Fortunately, there are solutions to minimize these symptoms: hormone therapy and a healthy diet.

In the book, Isabelle Huot and Dr. Lyne Desautels describes the phases of menopause, the role of hormones and what differentiates synthetic hormones from bioidentical hormones. They walk around the question and offer concrete tools to help women find harmony in this whole hormonal storm.

Isabelle Huot has wanted to deal with this topic for a long time.

“In the clinic, I saw menopausal women who were freaking out, who had all the physical, psychological, and cognitive symptoms that come with the hormone drop. I want to offer these women solutions,” she explains in an interview.

“I experienced it very intensely myself, because I had one ovary removed when I was 22 and a second in my mid-30s. I always had hormonal problems and their consequences [qui viennent avec]. I turned to dr. Lyne Desautels and said to her: Help me to help women with concrete means that address this phase of life where all symptoms seem to be omnipresent.”

Change diet

Isabelle Huot has advice for women to get better.

“With the knowledge we have today, we can relieve women with food and use hormone therapy to ensure that it is a comfortable time. After the menopause, a third of our lives pass, or even a little more, because life expectancy is increasing.

On the nutrition side, the expert recommends including phytoestrogens — estrogens naturally occurring in foods — in your daily diet.

“The first step is to add soy and its derivatives, for example edamame beans, tofu, tempeh, toasted soy nuts. That equates to maybe half a cup of edamame beans a day.”

She also suggests adding flaxseed daily.

“In flaxseed we have an advantage that chia seeds don’t have: phytoestrogens.”

Since menopause is also expected to bring about an increase in belly fat, Isabelle Huot recommends adopting a plant-based rather than meat-based diet, adopting a Mediterranean diet and cutting down on processed foods.

“You really need to think about your heart health, monitor your cholesterol levels, incorporate soluble fiber, eat more plants, and reduce your red meat consumption,” she adds.

web program

Parallel to the book, Isabelle Huot has set up an eight-week web program with Chantal Lacroix: SOS Menopause.

This program offers women support and access to the advice of nine experts, including Dr.
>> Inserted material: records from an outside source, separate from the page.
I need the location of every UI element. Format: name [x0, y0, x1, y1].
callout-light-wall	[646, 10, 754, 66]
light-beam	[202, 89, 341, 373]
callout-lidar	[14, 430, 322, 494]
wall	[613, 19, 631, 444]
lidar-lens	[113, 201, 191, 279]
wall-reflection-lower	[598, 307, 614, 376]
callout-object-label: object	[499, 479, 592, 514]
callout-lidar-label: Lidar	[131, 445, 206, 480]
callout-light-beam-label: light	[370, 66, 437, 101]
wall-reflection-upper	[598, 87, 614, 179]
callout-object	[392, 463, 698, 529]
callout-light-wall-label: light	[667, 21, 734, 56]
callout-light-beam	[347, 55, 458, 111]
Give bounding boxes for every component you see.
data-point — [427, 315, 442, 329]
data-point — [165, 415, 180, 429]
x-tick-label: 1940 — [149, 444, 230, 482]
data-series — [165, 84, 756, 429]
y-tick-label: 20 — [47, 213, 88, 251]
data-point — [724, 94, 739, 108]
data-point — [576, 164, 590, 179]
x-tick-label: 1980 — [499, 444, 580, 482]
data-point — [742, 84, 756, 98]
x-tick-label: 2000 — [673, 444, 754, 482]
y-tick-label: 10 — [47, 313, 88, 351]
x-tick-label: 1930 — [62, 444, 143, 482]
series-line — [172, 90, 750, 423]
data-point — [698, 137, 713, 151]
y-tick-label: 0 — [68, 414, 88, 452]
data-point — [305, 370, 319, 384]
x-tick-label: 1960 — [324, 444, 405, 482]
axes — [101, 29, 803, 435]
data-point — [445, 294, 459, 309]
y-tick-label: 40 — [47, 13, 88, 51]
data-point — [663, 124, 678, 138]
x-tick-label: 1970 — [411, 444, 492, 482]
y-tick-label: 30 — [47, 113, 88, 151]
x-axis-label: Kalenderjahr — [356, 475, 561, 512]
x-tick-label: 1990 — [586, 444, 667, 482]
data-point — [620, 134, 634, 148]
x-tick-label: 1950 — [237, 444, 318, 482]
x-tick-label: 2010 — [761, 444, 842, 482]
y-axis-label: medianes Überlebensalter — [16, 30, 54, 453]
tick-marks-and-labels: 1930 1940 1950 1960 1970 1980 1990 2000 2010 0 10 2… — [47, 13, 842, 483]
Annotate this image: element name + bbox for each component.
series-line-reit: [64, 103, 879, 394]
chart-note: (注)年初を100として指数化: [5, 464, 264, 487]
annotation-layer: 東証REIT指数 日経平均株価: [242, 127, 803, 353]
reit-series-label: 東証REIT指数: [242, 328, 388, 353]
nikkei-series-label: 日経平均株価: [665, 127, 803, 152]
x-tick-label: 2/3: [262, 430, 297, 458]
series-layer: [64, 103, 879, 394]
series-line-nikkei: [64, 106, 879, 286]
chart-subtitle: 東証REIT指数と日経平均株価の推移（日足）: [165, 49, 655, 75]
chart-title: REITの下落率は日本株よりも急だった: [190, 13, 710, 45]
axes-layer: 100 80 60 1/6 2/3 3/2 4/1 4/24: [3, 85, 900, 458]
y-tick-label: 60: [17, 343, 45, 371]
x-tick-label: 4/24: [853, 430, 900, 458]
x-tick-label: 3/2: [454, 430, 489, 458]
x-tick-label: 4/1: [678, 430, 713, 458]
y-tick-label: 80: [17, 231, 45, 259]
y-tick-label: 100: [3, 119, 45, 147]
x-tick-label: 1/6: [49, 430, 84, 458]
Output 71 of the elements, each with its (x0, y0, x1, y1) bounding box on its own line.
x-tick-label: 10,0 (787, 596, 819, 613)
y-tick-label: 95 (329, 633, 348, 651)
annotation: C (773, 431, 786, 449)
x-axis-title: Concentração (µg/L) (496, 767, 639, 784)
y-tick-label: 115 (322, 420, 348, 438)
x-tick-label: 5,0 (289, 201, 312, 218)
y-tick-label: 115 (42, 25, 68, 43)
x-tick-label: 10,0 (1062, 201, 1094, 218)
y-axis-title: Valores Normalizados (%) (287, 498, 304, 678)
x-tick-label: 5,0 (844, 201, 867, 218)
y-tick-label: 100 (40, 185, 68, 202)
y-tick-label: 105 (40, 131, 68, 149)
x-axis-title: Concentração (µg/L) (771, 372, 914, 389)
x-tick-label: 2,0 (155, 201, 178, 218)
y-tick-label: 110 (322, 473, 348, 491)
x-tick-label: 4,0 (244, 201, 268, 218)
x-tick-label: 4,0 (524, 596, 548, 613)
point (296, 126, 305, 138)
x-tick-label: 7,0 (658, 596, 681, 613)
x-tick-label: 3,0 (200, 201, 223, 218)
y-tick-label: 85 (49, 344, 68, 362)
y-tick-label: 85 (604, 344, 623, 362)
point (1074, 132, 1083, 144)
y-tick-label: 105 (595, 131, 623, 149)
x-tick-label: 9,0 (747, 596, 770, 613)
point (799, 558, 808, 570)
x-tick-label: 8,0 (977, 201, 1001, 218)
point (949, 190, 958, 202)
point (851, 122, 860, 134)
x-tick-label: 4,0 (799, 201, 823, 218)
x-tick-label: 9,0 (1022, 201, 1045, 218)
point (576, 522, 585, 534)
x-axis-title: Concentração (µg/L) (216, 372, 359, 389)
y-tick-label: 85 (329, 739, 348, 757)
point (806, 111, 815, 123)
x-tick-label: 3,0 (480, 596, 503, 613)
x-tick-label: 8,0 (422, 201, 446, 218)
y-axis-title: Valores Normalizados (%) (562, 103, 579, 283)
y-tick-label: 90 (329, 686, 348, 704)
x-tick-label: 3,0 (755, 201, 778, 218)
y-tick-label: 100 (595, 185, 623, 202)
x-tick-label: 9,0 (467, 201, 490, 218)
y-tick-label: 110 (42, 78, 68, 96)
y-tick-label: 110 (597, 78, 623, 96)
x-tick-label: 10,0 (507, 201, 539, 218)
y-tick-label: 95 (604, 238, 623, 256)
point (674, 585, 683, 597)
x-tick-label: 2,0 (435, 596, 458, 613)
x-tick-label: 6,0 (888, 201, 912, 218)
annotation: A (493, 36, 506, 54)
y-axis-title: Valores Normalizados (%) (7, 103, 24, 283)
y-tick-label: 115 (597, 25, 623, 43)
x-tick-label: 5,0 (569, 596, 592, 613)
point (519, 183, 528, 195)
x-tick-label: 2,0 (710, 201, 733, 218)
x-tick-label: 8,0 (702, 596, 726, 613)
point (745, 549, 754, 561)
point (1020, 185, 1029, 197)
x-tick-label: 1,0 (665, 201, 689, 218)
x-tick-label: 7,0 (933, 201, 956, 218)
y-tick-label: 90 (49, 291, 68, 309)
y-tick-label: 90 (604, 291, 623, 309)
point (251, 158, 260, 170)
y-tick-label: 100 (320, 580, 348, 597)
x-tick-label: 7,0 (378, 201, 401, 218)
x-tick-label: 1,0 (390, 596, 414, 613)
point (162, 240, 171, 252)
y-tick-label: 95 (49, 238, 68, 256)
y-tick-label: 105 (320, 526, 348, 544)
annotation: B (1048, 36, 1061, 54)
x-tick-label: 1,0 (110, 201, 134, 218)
Desautels, a psychologist, a sexologist and a kinesiologist.

“You will support women in a process of change. We will work symptom by symptom. Women will be able to talk to each other.”

EXTRACT

Better to live the menopause.  Isabelle Huot and Dr.  Lyne Desautels.  Editions de l'Homme, 256 pages

Photo courtesy of Les Éditions de l’Homme

Better to live the menopause. Isabelle Huot and Dr. Lyne Desautels. Editions de l’Homme, 256 pages

“I’ve always had hormonal issues. My first period came late, around the age of 16, and I only had one or two periods a year. When I turned 20, a giant dermoid cyst was discovered on my right ovary. It had reached the size of a grapefruit! I then underwent my first oophorectomy. A few years later my left ovary was also affected and I had a second operation at the age of 38. Although my gynecologist at the time thought I had ovarian cancer, the biopsy showed the mass to be benign. What a relief ! My specialist also took care of getting a small piece of my ovary in the hope that this would be enough to produce a little hormone and thus avoid menopause before the age of 40.